Ukraine’s previous pro-western government led by Viktor Yuschenko,
was eager to oust the Russian naval base and join NATO. Moscow, already feeling encircled by the US-led NATO, was dead set against this development. The fall of the Yuschenko government ended the potentially dangerous dispute that threatened to get mixed up with Russia’s violent fracas with Georgia over South Ossetia.

The US and ally Israel came very close to getting involved in the Russo-Georgian War. A US warship was even sent into the Black Sea, a move Moscow considered highly provocative. Fortunately, Washington and Russia backed away from what might have turned into a nuclear confrontation.

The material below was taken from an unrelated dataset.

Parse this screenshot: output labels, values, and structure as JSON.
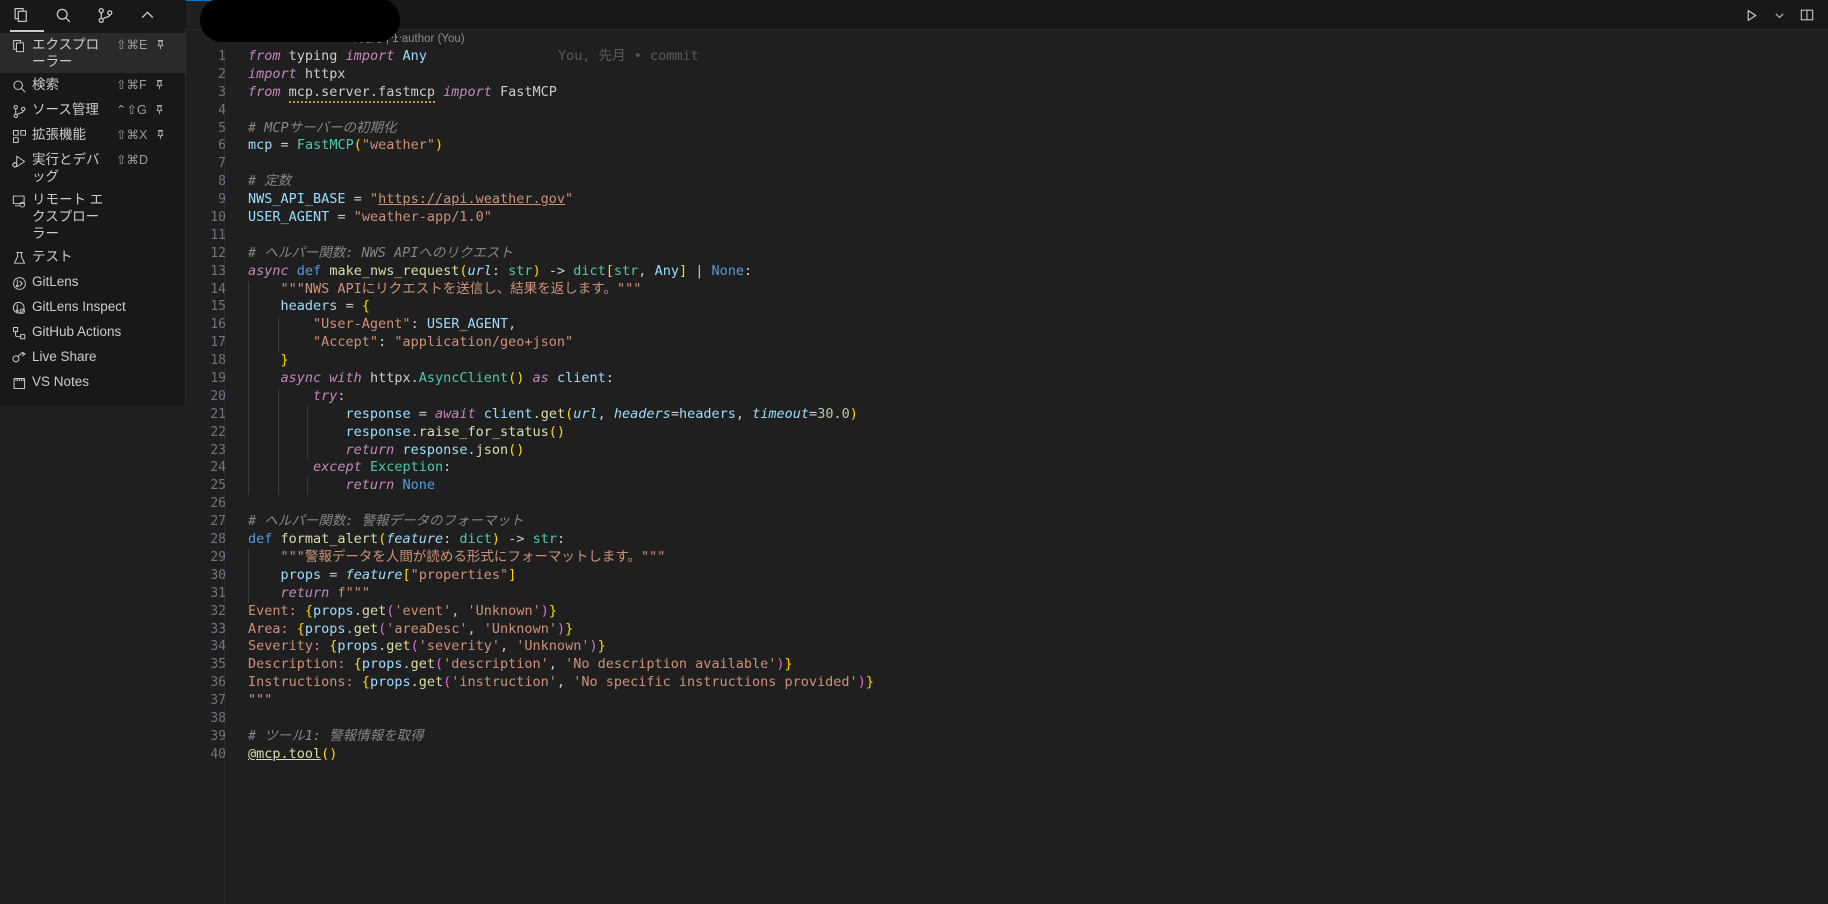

Ukraine’s new, pro-Moscow leader, Viktor Yanukovich, renewed Russia’s lease on the Black Sea Fleet’s Sevastopol base for another 25 years in exchange for $40 billion worth of deeply discounted natural gas. Ukraine had previously been unable to pay its national heating bills, facing threats each winter of a Russian shut-off. Ukraine’s plans to join NATO were dropped, averting a far more potentially dangerous US-Russian crisis than the Georgian contretemps.

Ukraine is doing surprisingly well and looks considerably more prosperous than neighboring Russia. All the empty sound and fury of the former pro-western Orange government is unlamented by many Ukrainians who crave political peace. So far, Ukrainians and Russians seem to be getting along. The most ardent Ukrainian nationalists are in western Ukraine, not in the south.

Warm, sunny Sevastopol, Odessa, and beautiful Yalta resemble Europe’s Riviera in topography and climate. One day, western and tourists will discover these relatively unspoiled resorts.

I visited the wasp-waisted, scenic little port of Balaclava. It once housed a Soviet underground submarine base dug into a mountain with an assembly facility for nuclear warheads for torpedoes. Today, Balaclava is thronged by pleasure boats and yachts. It reminds me of the French and Italian coasts 50 years ago.